Abercrombie & Fitch Co. (NYSE: ANF) is set to report its second-quarter earnings on Thursday before the market opens. The results will be hurt by elevated operating expenses, foreign exchange currency headwinds, higher promotional activity, as well as investments in mobile, omnichannel and digital business fulfillment.
During the second quarter, the company will incur $45 million of pre-tax lease-related charges primarily related to the present value of future lease payments, which will be due subsequent to stores closure. The company expects to close its SoHo Hollister flagship store in New York City in the second quarter. On May 28, the company terminated its Fukuoka, Japan A&F flagship store lease with closing likely to occur in the second half of the year.
The global economic uncertainty, such as the United Kingdom’s decision to leave the European Union and greater uncertainty with respect to trade policies and tariffs, could cause changes in consumers’ discretionary spending habits globally. This, in turn, could have a material adverse effect on the company’s results, liquidity, and capital resources.
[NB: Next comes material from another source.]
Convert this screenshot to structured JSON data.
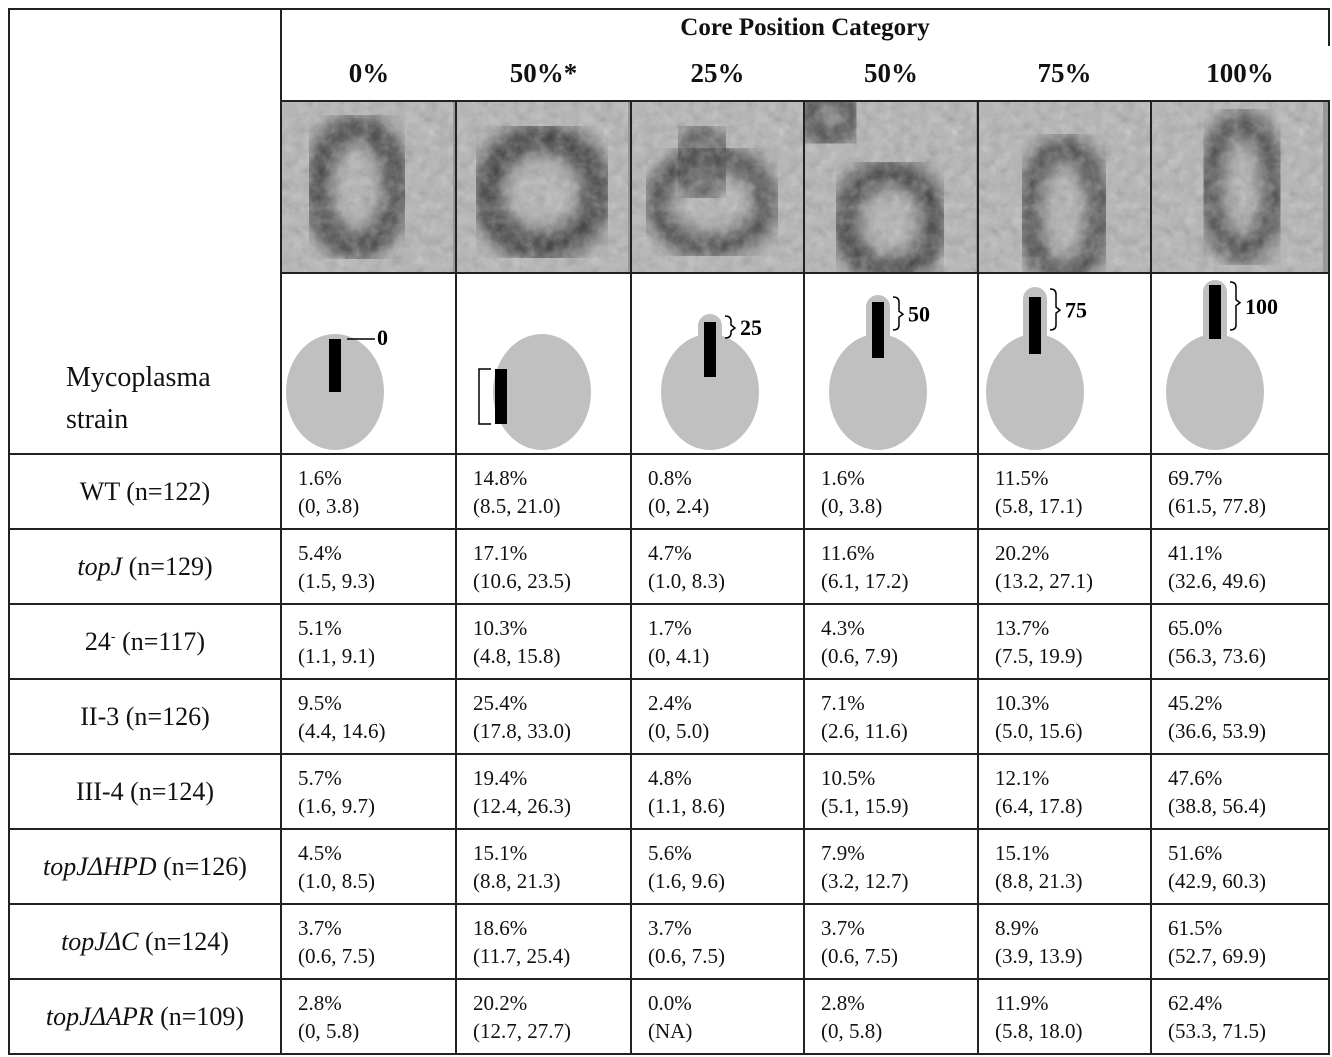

The company’s sales and profitability will be impacted by the failure to anticipate customer demand and changing fashion trends as well as managing its inventory. The profitability is expected to be hurt by the failure to successfully implement its long-term strategic plans due to risks including macroeconomic, strategic, operational, legal, tax, regulatory, and compliance.
Analysts expect the company to report a loss of $0.52 per share on revenue of $852.32 million for the second quarter. In comparison, during the previous year quarter, Abercrombie posted a profit of $0.06 per share on revenue of $842.41 million. The company has surprised investors by beating analysts’ expectations in all of the past four quarters.
For the first quarter, Abercrombie & Fitch reported a narrowed loss driven by positive comparable sales backed by ongoing strength at Hollister and a return to positive comps at Abercrombie. Net sales rose by 0.4% year-over-year as foreign currency exchange rates hurt the latest quarter negatively by 2%.
For the second quarter, the company expects sales in the range of flat to up 2%, comp sales to be flat, and gross profit rate to be down about 100 basis points. For fiscal 2019, the company predicts sales growth of 2% to 4%, comp sales to be up low-single digits, and gross profit rate to rise slightly from last year’s 60.2% rate.